On the same day the state approved mandatory outdoor watering restrictions with the threat of $500 fines, the Southern California couple received a letter from their city threatening a $500 penalty for not watering their brown lawn.
It's brown because of their conservation, which, besides a twice-a-week lawn watering regimen, includes shorter showers and larger loads of laundry.
They're encouraged by the state's new drought-busting, public service slogan: Brown is the new green.
The city of Glendora sees it differently.
"Despite the water conservation efforts, we wish to remind you that limited watering is still required to keep landscaping looking healthy and green," says the letter, which gives Korte and Whitney 60 days to restore their lawn.
They're among residents caught in the middle of conflicting government messages as the need for conservation clashes with the need to preserve attractive neighborhoods.
"My friends in Los Angeles got these letters warning they could be fined if they water, and I got a letter warning that I could be fined for not watering," Whitney said. "I felt like I was in an alternate universe."
Despite the drought, Californians have increased their water use by 1 percent in May compared with previous years, according to a state survey of water providers. To combat perceived complacency, the state water board voted this week to require water agencies to adopt emergency drought plans and authorized fines of up to $500 a day for water wasters.
The board's chairwoman, Felicia Marcus, said "a brown lawn should be a badge of honor because it shows you care about your community." But several homeowners are reporting that a dried-up lawn instead attracts the wrath of their community.
Homeowners associations can't punish residents for scaling back on landscaping under an executive order signed by Gov. Jerry Brown in April and a bill awaiting his signature.

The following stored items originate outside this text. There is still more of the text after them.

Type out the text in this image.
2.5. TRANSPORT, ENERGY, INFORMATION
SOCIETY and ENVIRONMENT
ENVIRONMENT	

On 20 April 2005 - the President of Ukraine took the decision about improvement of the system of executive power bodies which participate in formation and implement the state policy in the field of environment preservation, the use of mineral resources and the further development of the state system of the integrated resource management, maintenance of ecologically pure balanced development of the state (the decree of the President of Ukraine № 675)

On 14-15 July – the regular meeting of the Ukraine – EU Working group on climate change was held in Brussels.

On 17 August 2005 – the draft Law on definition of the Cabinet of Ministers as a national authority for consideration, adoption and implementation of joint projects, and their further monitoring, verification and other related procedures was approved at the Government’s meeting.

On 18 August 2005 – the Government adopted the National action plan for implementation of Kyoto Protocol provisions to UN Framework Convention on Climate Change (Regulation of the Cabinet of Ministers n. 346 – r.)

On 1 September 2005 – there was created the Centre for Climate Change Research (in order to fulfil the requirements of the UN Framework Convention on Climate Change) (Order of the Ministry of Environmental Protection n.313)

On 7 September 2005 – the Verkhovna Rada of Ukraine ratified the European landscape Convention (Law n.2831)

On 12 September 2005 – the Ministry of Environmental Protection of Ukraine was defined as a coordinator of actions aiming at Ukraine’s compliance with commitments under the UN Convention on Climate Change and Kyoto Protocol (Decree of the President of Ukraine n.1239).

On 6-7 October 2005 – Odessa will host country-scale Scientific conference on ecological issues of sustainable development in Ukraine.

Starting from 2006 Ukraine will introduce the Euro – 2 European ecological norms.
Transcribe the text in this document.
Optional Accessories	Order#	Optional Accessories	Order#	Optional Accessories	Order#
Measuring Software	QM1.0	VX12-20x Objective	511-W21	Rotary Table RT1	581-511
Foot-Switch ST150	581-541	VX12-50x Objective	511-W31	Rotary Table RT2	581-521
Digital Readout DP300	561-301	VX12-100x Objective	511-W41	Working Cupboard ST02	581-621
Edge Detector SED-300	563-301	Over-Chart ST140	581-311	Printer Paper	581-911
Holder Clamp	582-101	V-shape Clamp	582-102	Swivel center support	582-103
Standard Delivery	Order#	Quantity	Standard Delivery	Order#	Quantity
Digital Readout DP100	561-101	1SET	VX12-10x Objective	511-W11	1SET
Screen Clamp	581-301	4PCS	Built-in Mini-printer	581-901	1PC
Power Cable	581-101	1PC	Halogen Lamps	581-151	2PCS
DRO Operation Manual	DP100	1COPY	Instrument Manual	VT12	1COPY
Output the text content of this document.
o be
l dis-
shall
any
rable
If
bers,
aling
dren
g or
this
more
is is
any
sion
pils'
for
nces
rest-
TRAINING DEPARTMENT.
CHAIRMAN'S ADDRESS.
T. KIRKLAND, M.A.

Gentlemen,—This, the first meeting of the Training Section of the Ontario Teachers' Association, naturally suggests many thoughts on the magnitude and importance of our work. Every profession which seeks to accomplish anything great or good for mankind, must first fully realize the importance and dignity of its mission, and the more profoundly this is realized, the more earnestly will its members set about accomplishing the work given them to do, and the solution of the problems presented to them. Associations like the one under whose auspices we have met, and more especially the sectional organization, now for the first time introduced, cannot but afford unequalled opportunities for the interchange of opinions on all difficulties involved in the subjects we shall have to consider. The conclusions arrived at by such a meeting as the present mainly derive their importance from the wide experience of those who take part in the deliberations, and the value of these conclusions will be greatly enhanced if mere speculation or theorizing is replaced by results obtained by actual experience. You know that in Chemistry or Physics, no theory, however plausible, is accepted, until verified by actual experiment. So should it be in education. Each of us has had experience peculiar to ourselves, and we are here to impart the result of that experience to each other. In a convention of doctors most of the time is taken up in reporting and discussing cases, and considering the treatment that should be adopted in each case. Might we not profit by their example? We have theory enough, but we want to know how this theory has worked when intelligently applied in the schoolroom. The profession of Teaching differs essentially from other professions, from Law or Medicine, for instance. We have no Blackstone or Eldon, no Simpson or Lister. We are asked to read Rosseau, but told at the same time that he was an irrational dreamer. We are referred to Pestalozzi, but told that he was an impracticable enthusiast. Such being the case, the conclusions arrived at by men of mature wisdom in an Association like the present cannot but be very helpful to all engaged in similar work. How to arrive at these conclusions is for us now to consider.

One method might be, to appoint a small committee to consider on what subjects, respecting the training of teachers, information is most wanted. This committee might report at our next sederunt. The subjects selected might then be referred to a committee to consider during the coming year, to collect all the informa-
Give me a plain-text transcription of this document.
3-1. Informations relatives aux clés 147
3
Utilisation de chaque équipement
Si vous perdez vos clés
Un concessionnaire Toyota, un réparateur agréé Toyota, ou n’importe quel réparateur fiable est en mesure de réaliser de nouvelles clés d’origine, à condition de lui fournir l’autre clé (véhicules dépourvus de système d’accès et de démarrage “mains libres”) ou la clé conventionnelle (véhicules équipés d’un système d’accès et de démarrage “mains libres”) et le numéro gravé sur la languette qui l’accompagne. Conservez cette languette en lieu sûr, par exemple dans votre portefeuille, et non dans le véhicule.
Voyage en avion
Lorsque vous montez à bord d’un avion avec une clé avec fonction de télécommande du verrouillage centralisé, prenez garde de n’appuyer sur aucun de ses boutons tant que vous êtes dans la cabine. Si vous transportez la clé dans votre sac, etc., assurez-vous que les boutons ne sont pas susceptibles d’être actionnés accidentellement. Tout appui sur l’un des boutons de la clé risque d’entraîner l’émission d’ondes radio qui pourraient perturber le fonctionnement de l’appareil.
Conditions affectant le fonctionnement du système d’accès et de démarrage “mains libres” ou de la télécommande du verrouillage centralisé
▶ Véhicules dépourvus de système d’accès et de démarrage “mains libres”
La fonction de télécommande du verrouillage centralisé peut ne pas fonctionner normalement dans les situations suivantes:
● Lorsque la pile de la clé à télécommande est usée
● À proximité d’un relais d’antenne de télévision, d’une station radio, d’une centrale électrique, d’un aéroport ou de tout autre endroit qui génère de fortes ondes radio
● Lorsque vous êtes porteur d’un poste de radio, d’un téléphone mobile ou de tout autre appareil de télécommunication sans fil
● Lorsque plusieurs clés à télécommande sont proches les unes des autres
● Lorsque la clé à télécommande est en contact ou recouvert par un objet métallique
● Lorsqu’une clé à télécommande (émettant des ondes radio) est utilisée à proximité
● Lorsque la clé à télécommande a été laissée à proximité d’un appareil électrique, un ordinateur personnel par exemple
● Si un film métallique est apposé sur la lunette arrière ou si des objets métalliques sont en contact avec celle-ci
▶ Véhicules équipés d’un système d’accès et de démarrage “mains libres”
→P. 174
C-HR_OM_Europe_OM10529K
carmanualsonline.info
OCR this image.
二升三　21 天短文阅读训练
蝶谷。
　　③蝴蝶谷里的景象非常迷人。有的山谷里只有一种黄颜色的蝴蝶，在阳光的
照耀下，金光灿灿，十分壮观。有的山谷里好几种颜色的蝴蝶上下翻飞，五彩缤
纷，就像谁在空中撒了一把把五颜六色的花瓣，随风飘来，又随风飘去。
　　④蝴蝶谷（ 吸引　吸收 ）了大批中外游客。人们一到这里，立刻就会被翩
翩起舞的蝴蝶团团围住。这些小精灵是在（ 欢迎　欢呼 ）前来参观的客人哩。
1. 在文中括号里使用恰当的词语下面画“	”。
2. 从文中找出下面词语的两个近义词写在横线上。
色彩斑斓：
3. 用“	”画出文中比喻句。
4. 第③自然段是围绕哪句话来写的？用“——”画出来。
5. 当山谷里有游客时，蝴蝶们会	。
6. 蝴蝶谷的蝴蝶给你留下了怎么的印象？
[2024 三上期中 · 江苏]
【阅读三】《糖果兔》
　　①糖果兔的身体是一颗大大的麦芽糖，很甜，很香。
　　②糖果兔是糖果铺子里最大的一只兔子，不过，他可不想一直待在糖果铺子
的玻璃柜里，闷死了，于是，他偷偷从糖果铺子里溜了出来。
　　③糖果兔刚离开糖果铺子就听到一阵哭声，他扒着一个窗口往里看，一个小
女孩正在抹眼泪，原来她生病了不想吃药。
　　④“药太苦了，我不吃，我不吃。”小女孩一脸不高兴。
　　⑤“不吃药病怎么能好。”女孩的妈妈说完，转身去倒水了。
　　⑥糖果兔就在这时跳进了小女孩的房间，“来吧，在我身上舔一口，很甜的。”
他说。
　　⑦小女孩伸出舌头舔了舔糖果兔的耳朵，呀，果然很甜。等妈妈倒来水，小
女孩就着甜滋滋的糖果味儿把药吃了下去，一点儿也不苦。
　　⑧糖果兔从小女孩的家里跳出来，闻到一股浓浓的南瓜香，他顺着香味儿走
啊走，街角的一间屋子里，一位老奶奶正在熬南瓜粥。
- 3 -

While both measures are silent on fines imposed by local governments, the governor's office condemned moves that punish drought-conscious Californians.
"These efforts to conserve should not be undermined by the short-sighted actions of a few local jurisdictions, who chose to ignore the statewide crisis we face, the farmers and farmworkers losing their livelihoods, the communities facing drinking water shortages and the state's shrinking reservoirs," said Amy Norris, a spokeswoman for the California Environmental Protection Agency, in a written statement.
Local officials say conserving water and maintaining healthy landscaping are not mutually exclusive goals. They caution that even in times of water shortages, residents shouldn't have free rein to drive down property values, and they can use drought-resistant landscaping or turf removal programs to meet local standards.
"During a drought or non-drought, residents have the right to maintain their landscaping the way they want to, so long as it's aesthetically pleasing and it's not blighted," said Al Baker, president of the California Association of Code Enforcement Officers.
Anaheim resident Sandra Tran, 47, said she started installing drought-resistant landscaping after receiving violation notices from Orange County Public Works. She spent more than $600 on the changes as the agency mandated she water and maintain her yard in "a healthy green condition."
Yet as Tran drives home from work, she sees signs flashing on the freeway urging her to conserve water.
"It's almost crazy because one agency is telling you one thing and another is forcing you to do the opposite," she said.
Democratic Assemblywoman Cheryl Brown introduced a bill that would have prohibited local governments from imposing fines, but she dropped AB1636 after cities in her district promised not to penalize homeowners for brown lawns during a drought emergency.
Brown was shocked when she heard the practice continued elsewhere in the state, and said she would consider reviving her bill in 2015.
"It seems to me those cities aren't using common sense," Brown said. "It's too bad you need a law."